We are also seeing that with the 190/190G. In the case of these drivers, the extra forgiveness is being facilitated by an expanded emphasis on CORAREA technology (meaning the face is more flexible).

The idea here is to produce the optimal ball speed even on mishits. And the tech is very successful. Both drivers manage to handle damage control quite well.

Amplified Wave Sole

The amplified wave sole technology (as Mizuno describes it) is actually the design touch we mentioned earlier as giving the club a shark like appearance.

The wave ridges are for more than just looking cool though. This factor has actually been introduced with several purposes in mind.

For one thing, the wave sole contributes to the sound profile of the club. That solid sound you get at impact with either of these drivers is, in part, produced because of the way that sound vibrates through the waves.

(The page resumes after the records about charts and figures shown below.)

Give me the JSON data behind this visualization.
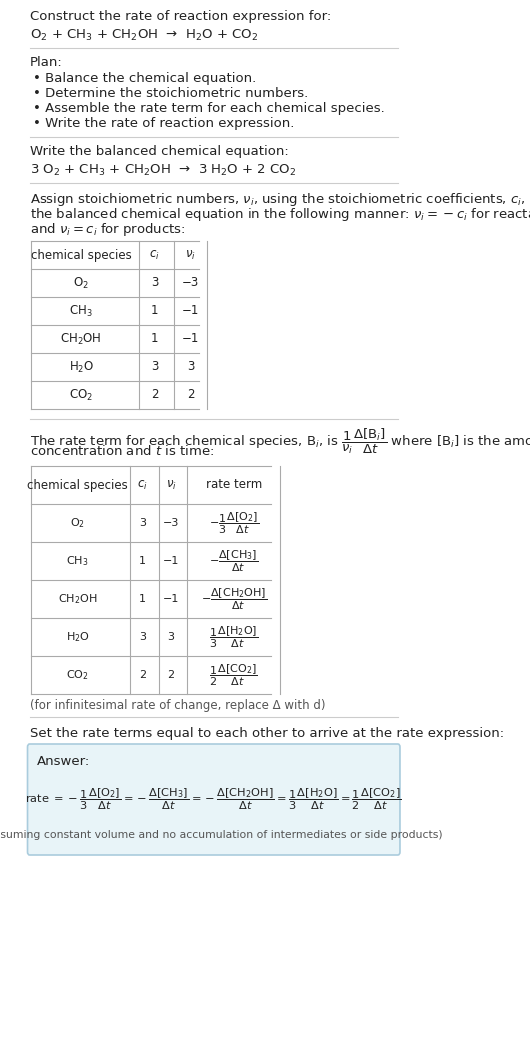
{
  "bg_color": "#ffffff",
  "title_line1": "Construct the rate of reaction expression for:",
  "reaction_unbalanced": "O$_2$ + CH$_3$ + CH$_2$OH  →  H$_2$O + CO$_2$",
  "plan_header": "Plan:",
  "plan_bullets": [
    "• Balance the chemical equation.",
    "• Determine the stoichiometric numbers.",
    "• Assemble the rate term for each chemical species.",
    "• Write the rate of reaction expression."
  ],
  "balanced_header": "Write the balanced chemical equation:",
  "reaction_balanced": "3 O$_2$ + CH$_3$ + CH$_2$OH  →  3 H$_2$O + 2 CO$_2$",
  "stoich_intro": "Assign stoichiometric numbers, $\\nu_i$, using the stoichiometric coefficients, $c_i$, from\nthe balanced chemical equation in the following manner: $\\nu_i = -c_i$ for reactants\nand $\\nu_i = c_i$ for products:",
  "table1_headers": [
    "chemical species",
    "$c_i$",
    "$\\nu_i$"
  ],
  "table1_data": [
    [
      "O$_2$",
      "3",
      "−3"
    ],
    [
      "CH$_3$",
      "1",
      "−1"
    ],
    [
      "CH$_2$OH",
      "1",
      "−1"
    ],
    [
      "H$_2$O",
      "3",
      "3"
    ],
    [
      "CO$_2$",
      "2",
      "2"
    ]
  ],
  "rate_term_intro": "The rate term for each chemical species, B$_i$, is $\\dfrac{1}{\\nu_i}\\dfrac{\\Delta[\\mathrm{B}_i]}{\\Delta t}$ where [B$_i$] is the amount\nconcentration and $t$ is time:",
  "table2_headers": [
    "chemical species",
    "$c_i$",
    "$\\nu_i$",
    "rate term"
  ],
  "table2_data": [
    [
      "O$_2$",
      "3",
      "−3",
      "$-\\dfrac{1}{3}\\dfrac{\\Delta[\\mathrm{O_2}]}{\\Delta t}$"
    ],
    [
      "CH$_3$",
      "1",
      "−1",
      "$-\\dfrac{\\Delta[\\mathrm{CH_3}]}{\\Delta t}$"
    ],
    [
      "CH$_2$OH",
      "1",
      "−1",
      "$-\\dfrac{\\Delta[\\mathrm{CH_2OH}]}{\\Delta t}$"
    ],
    [
      "H$_2$O",
      "3",
      "3",
      "$\\dfrac{1}{3}\\dfrac{\\Delta[\\mathrm{H_2O}]}{\\Delta t}$"
    ],
    [
      "CO$_2$",
      "2",
      "2",
      "$\\dfrac{1}{2}\\dfrac{\\Delta[\\mathrm{CO_2}]}{\\Delta t}$"
    ]
  ],
  "infinitesimal_note": "(for infinitesimal rate of change, replace Δ with d)",
  "set_equal_text": "Set the rate terms equal to each other to arrive at the rate expression:",
  "answer_label": "Answer:",
  "answer_box_color": "#e8f4f8",
  "answer_box_border": "#aaccdd",
  "rate_expression": "rate $= -\\dfrac{1}{3}\\dfrac{\\Delta[\\mathrm{O_2}]}{\\Delta t} = -\\dfrac{\\Delta[\\mathrm{CH_3}]}{\\Delta t} = -\\dfrac{\\Delta[\\mathrm{CH_2OH}]}{\\Delta t} = \\dfrac{1}{3}\\dfrac{\\Delta[\\mathrm{H_2O}]}{\\Delta t} = \\dfrac{1}{2}\\dfrac{\\Delta[\\mathrm{CO_2}]}{\\Delta t}$",
  "assuming_note": "(assuming constant volume and no accumulation of intermediates or side products)",
  "separator_color": "#cccccc",
  "table_border_color": "#aaaaaa",
  "text_color": "#222222",
  "body_fontsize": 9.5,
  "small_fontsize": 8.5
}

The waves also contribute to the face flexibility that we mentioned earlier. Poorly struck shots will ultimately perform a little bit better thanks to these ridges. This will be especially true for players that tend to error by striking low on the face of the club.

It’s always nice when a design touch is both cosmetically appealing and practical.


Mizuno was clearly trying to create a club that has a presence here. And they were quite successful, all things considered. The feel of the face is remarkably solid, and doesn’t suffer from the tin like effect you can sometimes get from other titanium drivers. This may be because the grade of titanium used in these clubs is substantially harder than other options on the market.

The sound profile is similarly robust. Nice, and loud at the point of contact without sounding like your stepping on a can.


The ST190 G distinguishes itself from the ST 190 by featuring a slightly more robust range of adjustability options.

Via a sliding weight on the heel of this club, players can adjust to change the center of gravity of the club, and thus manipulate the flight pattern.

The ST190G is only available with a 9 degree loft, making it inaccessible for slower swing speeds.


The ST190 differs from the G model in that it limits the adjustability factor considerably. You can adjust the loft via the hosel but otherwise, this club keeps things simple.

As a result of the loft adjustability, players do have the potential to enjoy a slightly higher flight profile with this club.

Mizuno ST190 VS ST190 G

There isn’t a lot that makes these clubs different. As you have seen above, they have many common features.

The ST190 is going to be for players with a moderate handicap, while the ST190G is going to be better suited for low handicap players.

The low launch profile on the ST190G should cinch that decision. Unless you have a remarkably fast swing speed, you may have trouble getting the ball high in the air with the G model.

The ST190 is also a low launch driver, but the loft adjustability features do help get the ball in the air a little bit more.

Ultimately though, neither club will be well-suited for high handicap players.

Mizuno ST190 Driver

ST 190

  • Loft: 9.5°.10.5°
  • Length: 45″
  • Lie: 58°
  • Head Size: 460cc



Mizuno ST190G

ST 190G

  • Loft: 9°
  • Length: 45″
  • Lie: 58°
  • Head Size: 460cc




Verdict on these clubs? Mizuno did something very good for themselves here. The ST190 line takes all of the things that Mizuno does best, look, feel, precision, and wraps these factors into a driver that is long. Very long.

Will this accomplishment finally have them getting mentioned in the same breath as other club manufacturers that focus on the long ball? Maybe, maybe not. Time will need to tell on that one. However, one thing is clear: Callaway, TaylorMade, and Ping may have a little bit of unexpected competition in the driver market this year.